WDXRF can be relatively simple and inexpensive, or complex and very expensive depending on the number of optical components. WDX instruments use a x-ray tube source to directly excite the sample. Because the overall efficiency of the WDXRF system is low, x-ray tubes in larger systems are normally rated at 1-4 kilowatts. There are some specialized low power systems that operate at 50 to 200 watts. A diffraction device, usually a crystal or multilayer, is positioned to diffract x-rays from the sample toward the detector. Diffracted wavelengths are those that satisfy the 2dnsin ? relationship, where d is the atomic spacing within the crystal, n is an integer, and theta is the angle between the sample and detector. Other wavelengths are scattered very inefficiently. Collimators are normally used to limit the angular spread of x-rays, to further improve the effective resolution of the WDX system. Because the detector is not relied on for the systems resolution it can be a proportional counter or other low-resolution counter capable of detecting a million or more counts per second.

All the components can be fixed to form a fixed single WDX channel that is ideal for analyzing a single element. A simultaneous WDX analyzer will have a number of fixed single channels usually formed in a circle around the sample with the x-ray tube facing upward in the middle. Other WDX analyzers use a goniometer to allow the angle (?) to be changed, so that one element after another may be measured in sequence. This type of instrument is a sequential WDX analyzer. There are also combined sequential/simultaneous instruments as well.
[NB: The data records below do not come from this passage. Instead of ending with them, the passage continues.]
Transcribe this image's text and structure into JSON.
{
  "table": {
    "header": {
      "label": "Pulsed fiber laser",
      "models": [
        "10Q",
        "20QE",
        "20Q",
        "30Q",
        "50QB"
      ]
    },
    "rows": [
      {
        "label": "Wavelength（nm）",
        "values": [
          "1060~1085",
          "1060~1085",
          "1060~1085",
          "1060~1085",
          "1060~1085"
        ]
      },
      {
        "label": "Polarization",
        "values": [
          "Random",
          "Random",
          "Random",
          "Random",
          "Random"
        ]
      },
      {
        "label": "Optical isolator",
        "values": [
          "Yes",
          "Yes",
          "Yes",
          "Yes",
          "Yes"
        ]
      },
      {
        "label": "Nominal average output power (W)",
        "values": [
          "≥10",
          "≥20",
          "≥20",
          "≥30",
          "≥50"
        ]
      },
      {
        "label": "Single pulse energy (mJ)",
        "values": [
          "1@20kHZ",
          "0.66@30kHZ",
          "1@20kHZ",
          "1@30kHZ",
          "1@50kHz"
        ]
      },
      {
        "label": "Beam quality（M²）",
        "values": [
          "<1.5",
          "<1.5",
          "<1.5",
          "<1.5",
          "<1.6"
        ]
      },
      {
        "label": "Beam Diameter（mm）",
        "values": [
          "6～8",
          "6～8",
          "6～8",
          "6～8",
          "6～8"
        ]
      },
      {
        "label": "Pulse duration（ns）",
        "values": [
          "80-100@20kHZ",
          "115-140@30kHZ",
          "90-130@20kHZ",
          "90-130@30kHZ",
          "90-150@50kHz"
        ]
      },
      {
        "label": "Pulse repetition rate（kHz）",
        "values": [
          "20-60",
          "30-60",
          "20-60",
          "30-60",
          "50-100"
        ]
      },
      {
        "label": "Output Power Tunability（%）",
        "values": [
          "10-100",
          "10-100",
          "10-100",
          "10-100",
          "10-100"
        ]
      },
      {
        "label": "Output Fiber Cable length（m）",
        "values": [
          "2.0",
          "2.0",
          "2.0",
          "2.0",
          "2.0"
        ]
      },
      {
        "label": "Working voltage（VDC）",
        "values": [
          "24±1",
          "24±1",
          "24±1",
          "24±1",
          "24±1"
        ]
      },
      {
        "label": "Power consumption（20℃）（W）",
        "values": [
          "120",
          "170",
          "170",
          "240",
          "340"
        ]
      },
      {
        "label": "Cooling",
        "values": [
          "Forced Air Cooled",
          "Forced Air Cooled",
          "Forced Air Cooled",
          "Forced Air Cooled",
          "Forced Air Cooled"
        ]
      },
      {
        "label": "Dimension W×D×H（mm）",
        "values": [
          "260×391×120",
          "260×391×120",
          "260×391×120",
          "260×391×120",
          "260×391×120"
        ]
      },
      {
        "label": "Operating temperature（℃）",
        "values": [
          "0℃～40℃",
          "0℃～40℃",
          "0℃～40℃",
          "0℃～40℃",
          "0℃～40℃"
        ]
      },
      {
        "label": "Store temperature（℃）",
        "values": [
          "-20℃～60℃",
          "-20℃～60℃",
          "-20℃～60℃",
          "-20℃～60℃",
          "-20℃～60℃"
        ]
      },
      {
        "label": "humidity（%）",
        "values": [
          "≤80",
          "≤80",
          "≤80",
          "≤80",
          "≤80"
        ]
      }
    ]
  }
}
WDXRF can be used for a tremendous variety of elemental analysis applications. It can be used to measure virtually every element form Na to Pu in the periodic table, and some instruments can be used for quantitative or semi-quantitative work for even lighter elements. It can measure elemental concentrations ranging from a few ppm to nearly 100 percent. It can be used for monitoring major components in a product or process or the addition of minor additives. WDXRF is extremely popular in the geological field and is often used for measuring raw minerals, and finished products composed of minerals.